Alaska Air Group closes $2.6-bn acquisition of Virgin America
15 Dec 2016
The parent company of Alaska Airlines has closed its deal to buy Virgin America, to emerge the fifth-largest US domestic carrier.
the merged entity plans to take on rivals in a bid to emerge the dominant airline on the West Coast.
Alaska Air Group closed the $2.6-billion acquisition of Burlingame, California-based Virgin America yesterday, a week after the justice department approved the deal (See: Alaska Air, US regulators near settlement on $2.6-bn acquisition of Virgin America).
Even though the operations of the two airlines would not be combined immediately, travellers could buy Virgin America tickets on the Alaska Airlines website starting Monday.
According to executives of Alaska Airlines, the newly merged airline would focus on becoming the dominant West Coast carrier, with a combined fleet of 286 planes and 18,800 employees. Between them, the two airlines operate 289 daily flights from California. On 21 December, Alaska planned to announce new daily flights from San Francisco to Santa Ana, Minneapolis and Orlando, Florida.
The acquisition of Virgin America by Alaska Air Group represented the latest in a series of airline combinations that had raised the hackles of antitrust activists.
According to industry experts, the two would eventually form a single carrier to compete with its larger rivals in battleground markets including Los Angeles and San Francisco.

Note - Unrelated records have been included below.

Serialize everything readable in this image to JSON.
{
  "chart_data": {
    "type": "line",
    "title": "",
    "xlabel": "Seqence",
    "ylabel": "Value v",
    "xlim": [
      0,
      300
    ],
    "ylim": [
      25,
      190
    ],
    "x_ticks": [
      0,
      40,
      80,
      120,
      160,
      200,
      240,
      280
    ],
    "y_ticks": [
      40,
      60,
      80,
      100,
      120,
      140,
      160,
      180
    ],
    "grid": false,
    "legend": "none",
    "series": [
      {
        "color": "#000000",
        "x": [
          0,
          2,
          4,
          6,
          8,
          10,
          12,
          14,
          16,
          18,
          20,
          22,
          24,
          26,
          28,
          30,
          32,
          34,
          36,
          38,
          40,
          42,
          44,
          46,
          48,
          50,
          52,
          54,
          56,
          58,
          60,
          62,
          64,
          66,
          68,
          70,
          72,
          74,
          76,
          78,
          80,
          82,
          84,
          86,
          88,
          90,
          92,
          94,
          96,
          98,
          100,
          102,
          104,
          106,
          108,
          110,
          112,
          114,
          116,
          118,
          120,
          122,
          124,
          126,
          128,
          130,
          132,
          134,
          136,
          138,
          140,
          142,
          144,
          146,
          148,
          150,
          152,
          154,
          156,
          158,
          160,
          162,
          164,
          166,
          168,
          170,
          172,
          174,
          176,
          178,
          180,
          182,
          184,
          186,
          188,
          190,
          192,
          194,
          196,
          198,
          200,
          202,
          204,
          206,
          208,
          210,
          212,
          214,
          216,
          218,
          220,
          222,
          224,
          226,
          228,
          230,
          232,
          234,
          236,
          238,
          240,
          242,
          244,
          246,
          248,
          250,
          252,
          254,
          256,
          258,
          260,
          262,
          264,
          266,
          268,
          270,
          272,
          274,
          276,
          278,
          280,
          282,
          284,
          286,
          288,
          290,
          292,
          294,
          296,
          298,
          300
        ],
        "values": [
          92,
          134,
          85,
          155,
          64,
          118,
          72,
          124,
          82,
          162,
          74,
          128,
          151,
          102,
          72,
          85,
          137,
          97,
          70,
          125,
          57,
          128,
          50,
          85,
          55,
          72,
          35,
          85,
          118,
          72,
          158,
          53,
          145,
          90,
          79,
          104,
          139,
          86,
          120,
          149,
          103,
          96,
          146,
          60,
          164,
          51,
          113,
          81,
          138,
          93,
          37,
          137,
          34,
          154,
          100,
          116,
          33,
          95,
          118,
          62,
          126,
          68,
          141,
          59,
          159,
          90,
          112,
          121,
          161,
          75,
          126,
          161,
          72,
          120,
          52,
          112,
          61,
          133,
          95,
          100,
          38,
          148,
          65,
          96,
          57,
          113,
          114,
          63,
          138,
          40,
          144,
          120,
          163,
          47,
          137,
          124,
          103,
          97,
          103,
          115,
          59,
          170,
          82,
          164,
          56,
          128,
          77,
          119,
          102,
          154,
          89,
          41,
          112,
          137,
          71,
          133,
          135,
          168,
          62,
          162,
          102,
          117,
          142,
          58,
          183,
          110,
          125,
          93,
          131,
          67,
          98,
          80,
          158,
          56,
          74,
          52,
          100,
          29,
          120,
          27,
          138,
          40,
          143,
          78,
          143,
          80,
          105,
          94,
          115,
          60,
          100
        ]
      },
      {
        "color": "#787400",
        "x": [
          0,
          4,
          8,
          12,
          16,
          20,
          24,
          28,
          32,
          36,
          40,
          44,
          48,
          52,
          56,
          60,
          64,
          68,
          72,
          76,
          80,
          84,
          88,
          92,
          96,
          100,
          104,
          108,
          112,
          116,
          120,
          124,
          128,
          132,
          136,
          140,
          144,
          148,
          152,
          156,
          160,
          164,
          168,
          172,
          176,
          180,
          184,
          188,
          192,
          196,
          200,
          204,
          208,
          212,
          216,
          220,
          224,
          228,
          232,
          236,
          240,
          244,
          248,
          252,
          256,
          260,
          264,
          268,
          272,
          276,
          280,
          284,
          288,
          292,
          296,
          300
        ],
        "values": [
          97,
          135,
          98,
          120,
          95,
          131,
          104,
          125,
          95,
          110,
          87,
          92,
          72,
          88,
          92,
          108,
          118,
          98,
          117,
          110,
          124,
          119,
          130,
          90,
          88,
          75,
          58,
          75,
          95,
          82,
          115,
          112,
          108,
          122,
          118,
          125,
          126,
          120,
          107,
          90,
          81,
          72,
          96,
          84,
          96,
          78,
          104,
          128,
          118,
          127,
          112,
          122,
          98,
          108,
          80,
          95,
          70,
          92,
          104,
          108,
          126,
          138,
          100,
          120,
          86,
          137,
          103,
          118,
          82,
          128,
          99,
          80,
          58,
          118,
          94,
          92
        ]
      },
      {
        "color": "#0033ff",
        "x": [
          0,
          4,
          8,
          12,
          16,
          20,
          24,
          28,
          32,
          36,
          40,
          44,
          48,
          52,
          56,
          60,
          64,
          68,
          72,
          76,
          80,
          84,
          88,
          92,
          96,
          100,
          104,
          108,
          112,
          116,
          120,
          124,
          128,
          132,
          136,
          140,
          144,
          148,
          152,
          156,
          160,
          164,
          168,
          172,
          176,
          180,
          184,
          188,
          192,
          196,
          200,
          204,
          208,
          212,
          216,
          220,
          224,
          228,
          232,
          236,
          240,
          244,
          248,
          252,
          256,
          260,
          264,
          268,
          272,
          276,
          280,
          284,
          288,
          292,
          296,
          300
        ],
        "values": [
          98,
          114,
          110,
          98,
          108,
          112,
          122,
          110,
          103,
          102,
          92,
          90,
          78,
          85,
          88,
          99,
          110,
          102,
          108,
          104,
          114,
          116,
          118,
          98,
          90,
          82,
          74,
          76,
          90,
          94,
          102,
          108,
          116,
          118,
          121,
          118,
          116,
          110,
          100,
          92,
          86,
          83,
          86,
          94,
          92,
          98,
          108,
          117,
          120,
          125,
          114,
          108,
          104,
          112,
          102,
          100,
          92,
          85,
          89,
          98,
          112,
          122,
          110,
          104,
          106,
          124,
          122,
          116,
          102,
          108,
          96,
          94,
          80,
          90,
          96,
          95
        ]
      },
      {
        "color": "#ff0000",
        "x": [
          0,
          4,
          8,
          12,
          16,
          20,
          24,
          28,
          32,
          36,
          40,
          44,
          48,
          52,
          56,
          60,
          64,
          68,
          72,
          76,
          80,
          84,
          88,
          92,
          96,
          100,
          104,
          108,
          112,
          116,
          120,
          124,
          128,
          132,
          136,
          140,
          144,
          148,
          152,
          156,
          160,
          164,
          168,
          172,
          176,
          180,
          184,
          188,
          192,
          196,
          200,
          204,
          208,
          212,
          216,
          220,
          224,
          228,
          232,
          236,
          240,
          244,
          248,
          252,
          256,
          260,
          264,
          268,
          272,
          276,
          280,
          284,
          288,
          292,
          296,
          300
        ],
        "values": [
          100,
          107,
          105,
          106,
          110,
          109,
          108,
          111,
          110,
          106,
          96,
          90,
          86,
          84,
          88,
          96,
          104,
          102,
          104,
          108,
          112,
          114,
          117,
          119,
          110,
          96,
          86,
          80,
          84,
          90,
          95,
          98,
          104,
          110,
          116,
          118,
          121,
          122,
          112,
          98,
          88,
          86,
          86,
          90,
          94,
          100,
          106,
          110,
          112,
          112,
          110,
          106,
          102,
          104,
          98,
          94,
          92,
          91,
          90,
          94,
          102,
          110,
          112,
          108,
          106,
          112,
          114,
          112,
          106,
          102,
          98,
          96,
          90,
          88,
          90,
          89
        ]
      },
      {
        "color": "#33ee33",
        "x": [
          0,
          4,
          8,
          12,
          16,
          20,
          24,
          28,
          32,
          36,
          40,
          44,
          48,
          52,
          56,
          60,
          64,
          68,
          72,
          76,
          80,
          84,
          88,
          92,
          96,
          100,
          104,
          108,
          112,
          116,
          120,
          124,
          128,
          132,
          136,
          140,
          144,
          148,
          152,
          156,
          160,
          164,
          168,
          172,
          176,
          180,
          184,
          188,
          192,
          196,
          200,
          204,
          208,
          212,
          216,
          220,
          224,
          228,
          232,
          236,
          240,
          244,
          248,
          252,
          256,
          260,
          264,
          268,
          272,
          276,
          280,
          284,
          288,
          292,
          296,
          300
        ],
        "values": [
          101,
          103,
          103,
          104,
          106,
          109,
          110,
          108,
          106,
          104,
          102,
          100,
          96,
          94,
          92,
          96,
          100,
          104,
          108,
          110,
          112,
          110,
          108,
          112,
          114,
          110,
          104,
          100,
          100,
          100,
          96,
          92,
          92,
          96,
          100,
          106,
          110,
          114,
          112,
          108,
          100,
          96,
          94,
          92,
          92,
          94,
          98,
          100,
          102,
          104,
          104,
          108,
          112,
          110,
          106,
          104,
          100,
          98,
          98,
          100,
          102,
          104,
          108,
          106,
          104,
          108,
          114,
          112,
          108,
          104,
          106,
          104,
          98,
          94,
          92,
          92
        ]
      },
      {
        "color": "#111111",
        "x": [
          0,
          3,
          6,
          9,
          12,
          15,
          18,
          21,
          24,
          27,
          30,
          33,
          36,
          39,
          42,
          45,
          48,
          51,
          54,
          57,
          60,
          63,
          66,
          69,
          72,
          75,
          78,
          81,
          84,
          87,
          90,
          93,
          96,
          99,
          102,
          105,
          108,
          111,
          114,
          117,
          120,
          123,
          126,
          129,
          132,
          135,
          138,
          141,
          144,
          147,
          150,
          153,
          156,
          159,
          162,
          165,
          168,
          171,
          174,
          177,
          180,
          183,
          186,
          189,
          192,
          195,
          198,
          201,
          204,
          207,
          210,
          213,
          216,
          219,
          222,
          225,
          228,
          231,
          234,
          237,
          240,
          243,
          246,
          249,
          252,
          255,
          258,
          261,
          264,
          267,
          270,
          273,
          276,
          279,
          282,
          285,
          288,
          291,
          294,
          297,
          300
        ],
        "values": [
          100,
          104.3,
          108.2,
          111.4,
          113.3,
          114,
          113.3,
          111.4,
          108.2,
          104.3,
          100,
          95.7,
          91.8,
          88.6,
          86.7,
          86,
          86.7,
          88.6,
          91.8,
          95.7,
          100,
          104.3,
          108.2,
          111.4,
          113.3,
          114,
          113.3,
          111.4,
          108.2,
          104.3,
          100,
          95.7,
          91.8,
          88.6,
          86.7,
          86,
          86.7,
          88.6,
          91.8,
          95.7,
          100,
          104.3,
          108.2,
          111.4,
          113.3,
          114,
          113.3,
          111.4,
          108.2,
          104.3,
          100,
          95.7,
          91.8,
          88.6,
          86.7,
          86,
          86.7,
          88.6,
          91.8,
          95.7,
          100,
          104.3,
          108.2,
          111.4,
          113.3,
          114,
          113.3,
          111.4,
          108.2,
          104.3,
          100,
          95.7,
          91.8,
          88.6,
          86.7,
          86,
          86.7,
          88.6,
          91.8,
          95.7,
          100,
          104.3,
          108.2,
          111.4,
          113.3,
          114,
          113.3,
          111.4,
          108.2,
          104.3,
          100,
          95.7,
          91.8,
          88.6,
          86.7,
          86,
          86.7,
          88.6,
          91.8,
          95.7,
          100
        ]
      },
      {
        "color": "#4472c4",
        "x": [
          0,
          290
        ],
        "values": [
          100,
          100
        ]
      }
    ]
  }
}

''Ultimately this is going to be one airline,'' said Seth Kaplan, founding partner for the trade magazine Airline Weekly, Los Angeles Times reported in its online edition. ''Most certainly it will be called Alaska.''
By adding Virgin's routes out of California to its own dominance out of Seattle, Portland and the state of Alaska, the deal represented a bold move by Seattle-based Alaska Airlines to buy growth, according to competitors.
Brad Tilden, Alaska's CEO, said he had ''a sleepless night or two'' about the challenges ahead in merging operations, the deal would however, ensure Alaska can survive and thrive as an independent airline for decades.
''We're not going to slow down a step in Seattle. But there is a very large opportunity in California and we are going after that,'' Tilden said in an interview, The Seattle Times reported. ''It gives us critical mass. If we want to be here 10, 15 or 25 years from now, … it's good that we be bigger."